Вечером собралось человек двадцать; пришел большой, толстый поэт, автор стихов об Иуде и о том, как сатана играл в карты с богом; пришел учитель словесности и тоже поэт – Эвзонов, маленький, чернозубый человек, с презрительной усмешкой на желтом лице; явился Брагин, тоже маленький, сухой, причесанный под Гоголя, многоречивый и особенно неприятный тем, что всесторонней осведомленностью своей о делах человеческих он заставлял Самгина вспоминать себя самого, каким Самгин хотел быть и был лет пять тому назад. Преобладали мужчины, было шесть женщин, из них Самгин знал только пышнотелую вдову фабриканта красок Дударову, ближайшую подругу Варвары; Варвара относилась к женщинам придирчиво критически, – Самгин объяснял это тем, что она быстро дурнела.

Всех приятелей жены он привык считать людями «третьего сорта», как назвал их Властов; но они, с некоторого времени, стали будить в нем чувство зависти неудачника к людям, которые устроились в своих «системах фраз» удобно, как скворцы в скворешнях. Их фразы в его ушах звучали все более раздражающе громко и уже мешали ему, так же, как мешает иногда жить неясный мотив какой-то старинной песни, притязательно требуя, чтоб его вспомнили точно. Люди эти читали другие книги и как будто хвастались этим друг пред другом. Дудорова и Эвзонов особенно много знали авторов, которых Самгин не читал и не испытывал желания ознакомиться с ними.

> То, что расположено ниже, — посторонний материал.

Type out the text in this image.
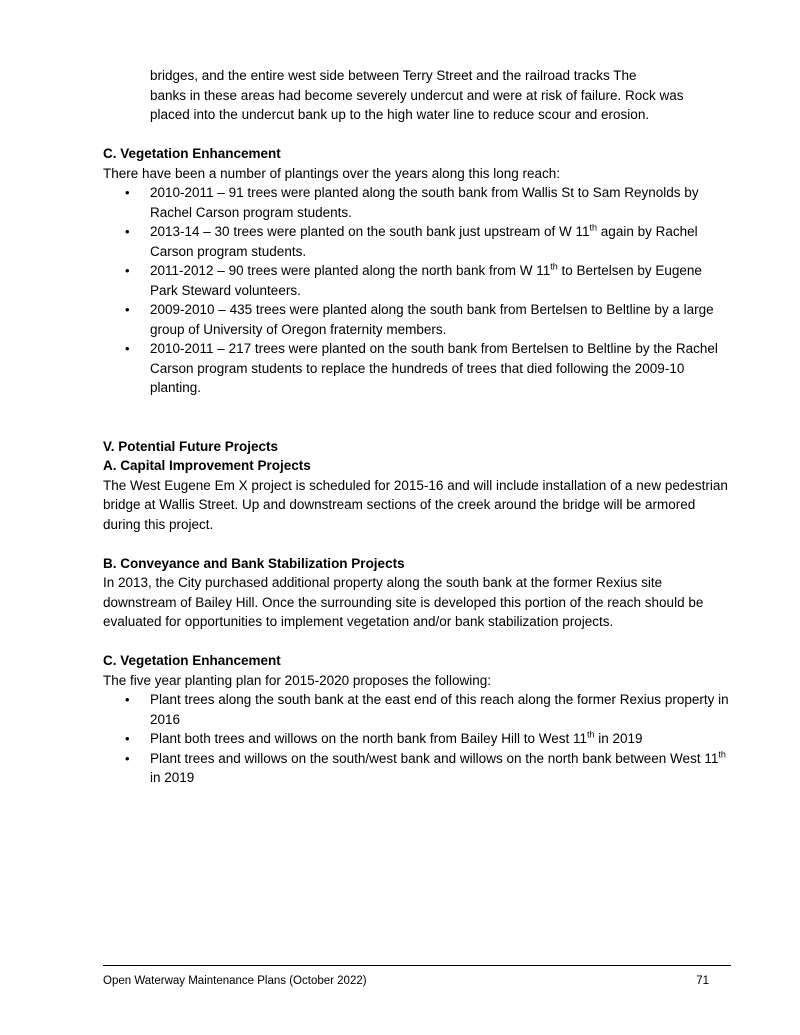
bridges, and the entire west side between Terry Street and the railroad tracks The

banks in these areas had become severely undercut and were at risk of failure. Rock was

placed into the undercut bank up to the high water line to reduce scour and erosion.

C. Vegetation Enhancement

There have been a number of plantings over the years along this long reach:

• 2010-2011 – 91 trees were planted along the south bank from Wallis St to Sam Reynolds by Rachel Carson program students.
• 2013-14 – 30 trees were planted on the south bank just upstream of W 11th again by Rachel Carson program students.
• 2011-2012 – 90 trees were planted along the north bank from W 11th to Bertelsen by Eugene Park Steward volunteers.
• 2009-2010 – 435 trees were planted along the south bank from Bertelsen to Beltline by a large group of University of Oregon fraternity members.
• 2010-2011 – 217 trees were planted on the south bank from Bertelsen to Beltline by the Rachel Carson program students to replace the hundreds of trees that died following the 2009-10 planting.

V. Potential Future Projects

A. Capital Improvement Projects

The West Eugene Em X project is scheduled for 2015-16 and will include installation of a new pedestrian bridge at Wallis Street. Up and downstream sections of the creek around the bridge will be armored during this project.

B. Conveyance and Bank Stabilization Projects

In 2013, the City purchased additional property along the south bank at the former Rexius site downstream of Bailey Hill. Once the surrounding site is developed this portion of the reach should be evaluated for opportunities to implement vegetation and/or bank stabilization projects.

C. Vegetation Enhancement

The five year planting plan for 2015-2020 proposes the following:

• Plant trees along the south bank at the east end of this reach along the former Rexius property in 2016
• Plant both trees and willows on the north bank from Bailey Hill to West 11th in 2019
• Plant trees and willows on the south/west bank and willows on the north bank between West 11th in 2019
Open Waterway Maintenance Plans (October 2022)	71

– Ириней Лионский, Дионисий Галикарнасский, Фабр д'Оливе, Шюре, – слышал Самгин и слышал веские слова: любовь, смерть, мистика, анархизм. Было неловко, досадно, что люди моложе его, незначительнее и какие-то богатые модницы знают то, чего он не знает, и это дает им право относиться к нему снисходительно, как будто он – полудикарь.

Но в этот вечер они смотрели на него с вожделением, как смотрят любители вкусно поесть на редкое блюдо. Они слушали его рассказ с таким безмолвным напряжением внимания, точно он столичный профессор, который читает лекцию в глухом провинциальном городе обывателям, давно стосковавшимся о необыкновенном. В комнате было тесно, немножко жарко, в полумраке сидели согнувшись покорные люди, и было очень хорошо сознавать, что вчерашний день – уже история.

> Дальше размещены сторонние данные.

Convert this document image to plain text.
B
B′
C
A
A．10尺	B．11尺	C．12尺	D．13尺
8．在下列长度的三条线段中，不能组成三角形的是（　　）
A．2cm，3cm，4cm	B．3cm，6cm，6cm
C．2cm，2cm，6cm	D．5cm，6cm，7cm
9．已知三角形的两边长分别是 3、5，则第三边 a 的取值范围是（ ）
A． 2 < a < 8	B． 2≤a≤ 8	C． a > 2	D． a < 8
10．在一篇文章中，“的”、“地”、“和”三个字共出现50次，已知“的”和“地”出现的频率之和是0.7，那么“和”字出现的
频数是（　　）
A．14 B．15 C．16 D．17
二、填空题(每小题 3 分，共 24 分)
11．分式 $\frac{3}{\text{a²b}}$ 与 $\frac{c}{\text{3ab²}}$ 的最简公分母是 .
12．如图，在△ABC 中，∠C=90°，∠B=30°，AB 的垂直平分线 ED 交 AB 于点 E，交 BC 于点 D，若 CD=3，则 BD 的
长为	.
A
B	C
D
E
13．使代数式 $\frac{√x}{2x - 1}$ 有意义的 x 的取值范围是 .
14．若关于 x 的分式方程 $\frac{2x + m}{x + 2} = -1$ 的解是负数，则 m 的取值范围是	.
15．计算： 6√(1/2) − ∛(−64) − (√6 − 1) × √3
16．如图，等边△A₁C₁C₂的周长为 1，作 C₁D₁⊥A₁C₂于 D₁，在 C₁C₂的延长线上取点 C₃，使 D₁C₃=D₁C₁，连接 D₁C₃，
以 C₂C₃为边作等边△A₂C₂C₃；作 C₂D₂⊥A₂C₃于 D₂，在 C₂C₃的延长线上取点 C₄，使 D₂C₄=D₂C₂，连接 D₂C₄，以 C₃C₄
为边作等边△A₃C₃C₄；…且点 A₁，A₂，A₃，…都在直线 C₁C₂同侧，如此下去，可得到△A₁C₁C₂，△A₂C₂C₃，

Самгин старался выдержать тон объективного свидетеля, тон человека, которому дорога только правда, какова бы она ни была. Но он сам слышал, что говорит озлобленно каждый раз, когда вспоминает о царе и Гапоне. Его мысль невольно и настойчиво описывала восьмерки вокруг царя и попа, густо подчеркивая ничтожество обоих, а затем подчеркивая их преступность. Ему очень хотелось напугать людей, и он делал это с наслаждением.

Когда он кончил, слушатели осторожно зашевелились, как бы пробуждаясь от тяжелой дремоты; затем, сначала – шопотом, нерешительно, заговорили, обращаясь не друг ко другу, а как-то в воздух. Первый высказался Эвзонов, он встал и, доставая папиросу из портсигара, сказал, обнажив черные зубы:

– Этот кошмар невозможно объяснить столкновением классовых противоречий, нет, – это нечто поглубже, пострашней...

– О, да! – согласилась Дудорова, хрустя пальцами. – После этого Россия или вознесется к свободе или окончательно падет в бездну...

Кто-то из мужчин сказал могильным голосом!

– Нанесен удар – смертельный удар! – не только идее самодержавия, но – идее личности.